Six months later, on Jan. 30, 1942, this note stands in the record: “Patient was sterilized today.” Reynolds was released to his mother’s care, on what the records describe as “parole,” three weeks later. He remained officially a patient of the training center until his discharge on May 18, 1945. But according to the records, he spent nearly three of those four years on parole, living with family members in the community.
Bold called the institution’s reasoning process “pretextual,” meaning that patients were told there were unable to take care of themselves. “But it’s interesting that as soon as they submit to sterilization they let them go,” Bold said.
Bold said Reynolds “was not only a veteran of two wars, but also the veteran of domestic war – a state-funded war waged against him, and thousands like him. “This eugenics war was the quintessential attack aimed against his reproductive rights and his posterity, based on an evil social philosophy,” Bold said.

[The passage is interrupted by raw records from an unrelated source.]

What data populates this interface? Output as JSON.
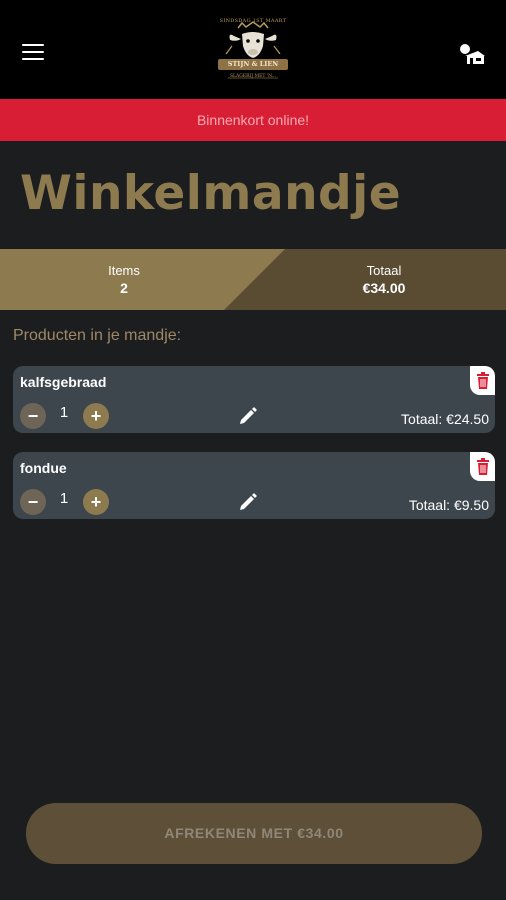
{
  "header": {
    "logo": {
      "top_text": "SINDSDAG 1ST MAART",
      "name": "STIJN & LIEN",
      "tagline": "SLAGERIJ MET 'N..."
    },
    "menu_icon": "hamburger-icon",
    "cart_icon": "shop-cart-icon"
  },
  "banner": {
    "text": "Binnenkort online!"
  },
  "page": {
    "title": "Winkelmandje"
  },
  "summary": {
    "items_label": "Items",
    "items_value": "2",
    "total_label": "Totaal",
    "total_value": "€34.00"
  },
  "products_label": "Producten in je mandje:",
  "products": [
    {
      "name": "kalfsgebraad",
      "qty": "1",
      "total": "Totaal: €24.50"
    },
    {
      "name": "fondue",
      "qty": "1",
      "total": "Totaal: €9.50"
    }
  ],
  "checkout": {
    "label": "AFREKENEN MET €34.00"
  },
  "colors": {
    "accent_gold": "#8e7a4f",
    "banner_red": "#d81e34",
    "card_bg": "#3c464c",
    "page_bg": "#1c1d1f"
  }
}
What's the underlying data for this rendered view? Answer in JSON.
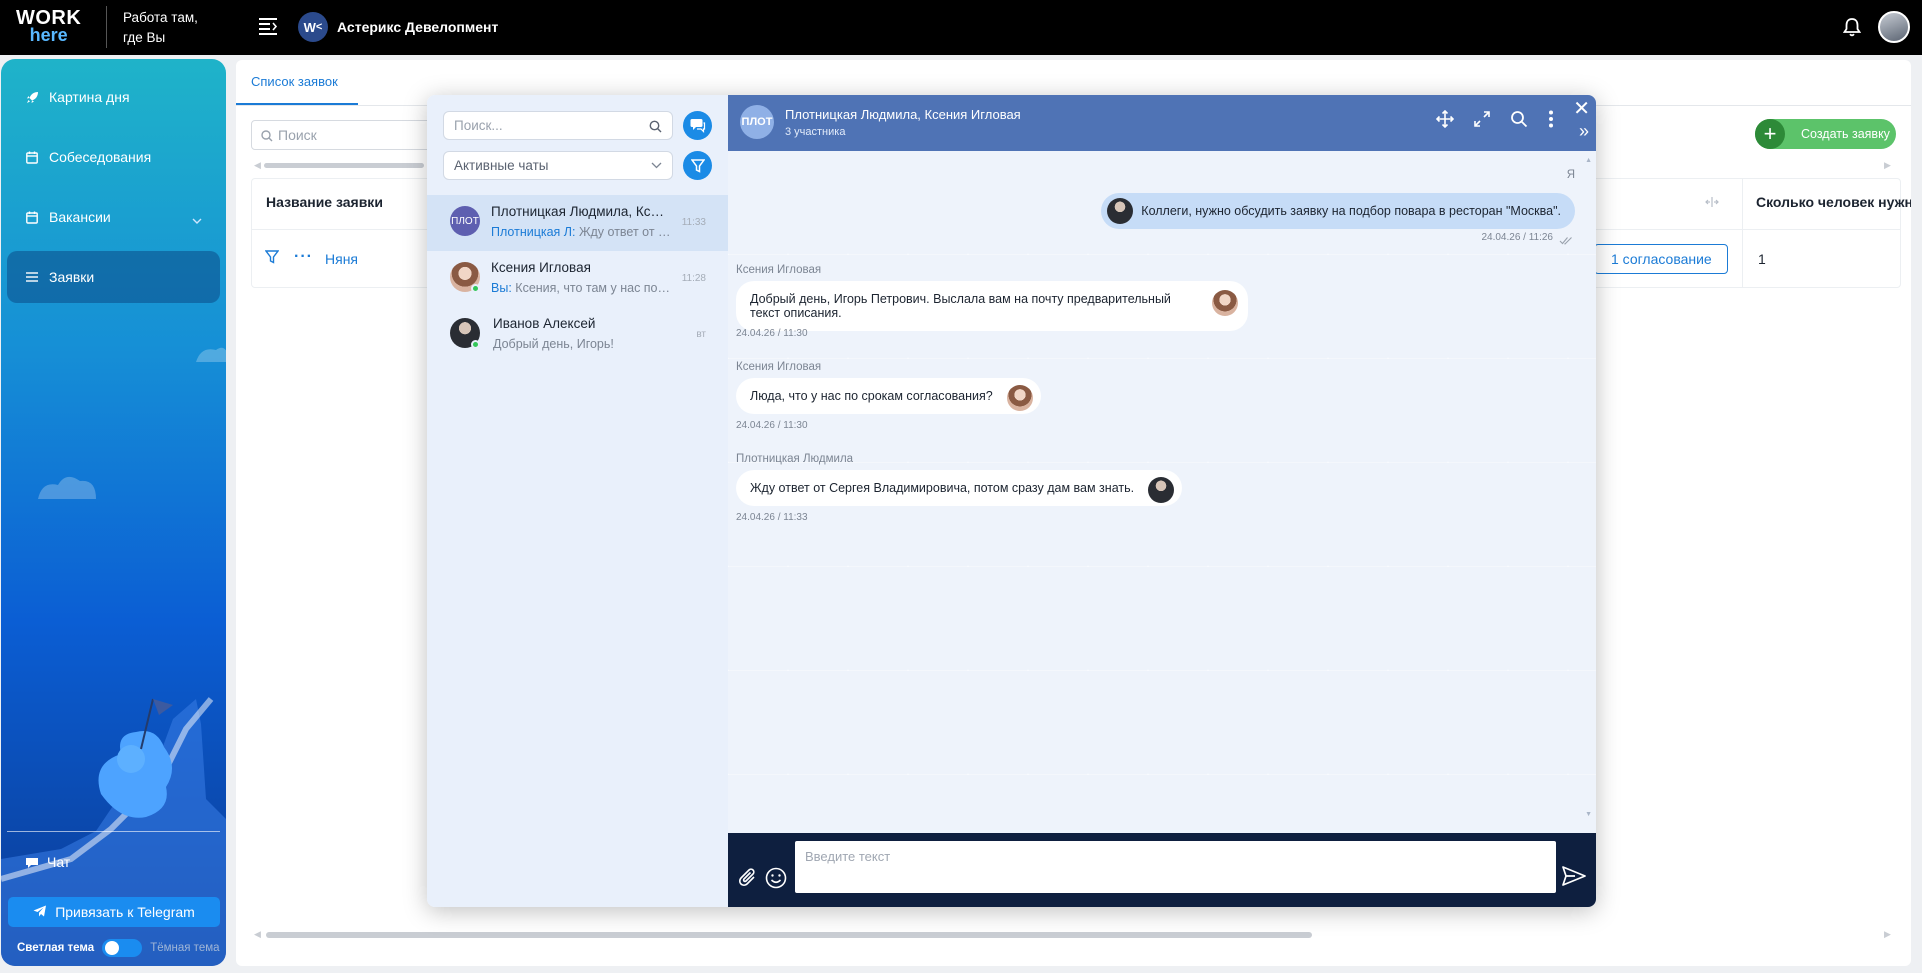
{
  "header": {
    "logo_top": "WORK",
    "logo_bottom": "here",
    "tagline_1": "Работа там,",
    "tagline_2": "где Вы",
    "company_badge": "W",
    "company_name": "Астерикс Девелопмент",
    "icons": [
      "menu-icon",
      "bell-icon",
      "user-avatar"
    ]
  },
  "sidebar": {
    "items": [
      {
        "label": "Картина дня",
        "icon": "rocket-icon"
      },
      {
        "label": "Собеседования",
        "icon": "calendar-icon"
      },
      {
        "label": "Вакансии",
        "icon": "calendar-icon",
        "expandable": true
      },
      {
        "label": "Заявки",
        "icon": "list-icon",
        "active": true
      }
    ],
    "chat_label": "Чат",
    "telegram_button": "Привязать к Telegram",
    "theme_light": "Светлая тема",
    "theme_dark": "Тёмная тема"
  },
  "main": {
    "tab": "Список заявок",
    "search_placeholder": "Поиск",
    "create_button": "Создать заявку",
    "columns": {
      "name": "Название заявки",
      "count": "Сколько человек нужно"
    },
    "row": {
      "name": "Няня",
      "status_button": "1 согласование",
      "count": "1"
    }
  },
  "chat_list": {
    "search_placeholder": "Поиск...",
    "filter_value": "Активные чаты",
    "items": [
      {
        "avatar": "ПЛОТ",
        "name": "Плотницкая Людмила, Ксения Игловая",
        "prefix": "Плотницкая Л:",
        "preview": "Жду ответ от Сергея Владимировича",
        "time": "11:33",
        "active": true
      },
      {
        "name": "Ксения Игловая",
        "prefix": "Вы:",
        "preview": "Ксения, что там у нас по срокам",
        "time": "11:28",
        "online": true
      },
      {
        "name": "Иванов Алексей",
        "prefix": "",
        "preview": "Добрый день, Игорь!",
        "time": "вт",
        "online": true
      }
    ]
  },
  "conversation": {
    "avatar": "ПЛОТ",
    "title": "Плотницкая Людмила, Ксения Игловая",
    "subtitle": "3 участника",
    "me_label": "Я",
    "messages": [
      {
        "text": "Коллеги, нужно обсудить заявку на подбор повара в ресторан \"Москва\".",
        "time": "24.04.26 / 11:26"
      },
      {
        "sender": "Ксения Игловая",
        "text": "Добрый день, Игорь Петрович. Выслала вам на почту предварительный текст описания.",
        "time": "24.04.26 / 11:30"
      },
      {
        "sender": "Ксения Игловая",
        "text": "Люда, что у нас по срокам согласования?",
        "time": "24.04.26 / 11:30"
      },
      {
        "sender": "Плотницкая Людмила",
        "text": "Жду ответ от Сергея Владимировича, потом сразу дам вам знать.",
        "time": "24.04.26 / 11:33"
      }
    ],
    "input_placeholder": "Введите текст"
  },
  "colors": {
    "topbar": "#000000",
    "accent": "#1b7bd6",
    "chat_header": "#4f73b5",
    "create_button": "#5cc36a"
  }
}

Reynolds said he still wishes he could have been a father. “Sometimes when I go to church and see kids running around, I’ll give them a dollar,” he said. “All my brothers had kids,” Reynolds said. “But I did come out” to have a life after the institutional experience. I served my country in two wars and everything,” Reynolds said.
Eugenics in Virginia
Virginia's 1924 eugenics law authorized forced sterilizations under the misguided science of eugenics -- selective human breeding and social engineering. The U.S. Supreme Court upheld the law in its 1927 Buck v. Bell decision. The practice continued until the 1970s and resulted in as many as 8,000 forced sterilizations, many of them occurring at the Central Virginia Training Center in Madison Heights. Then-Gov. Mark Warner issued a formal apology for the practice in 2002.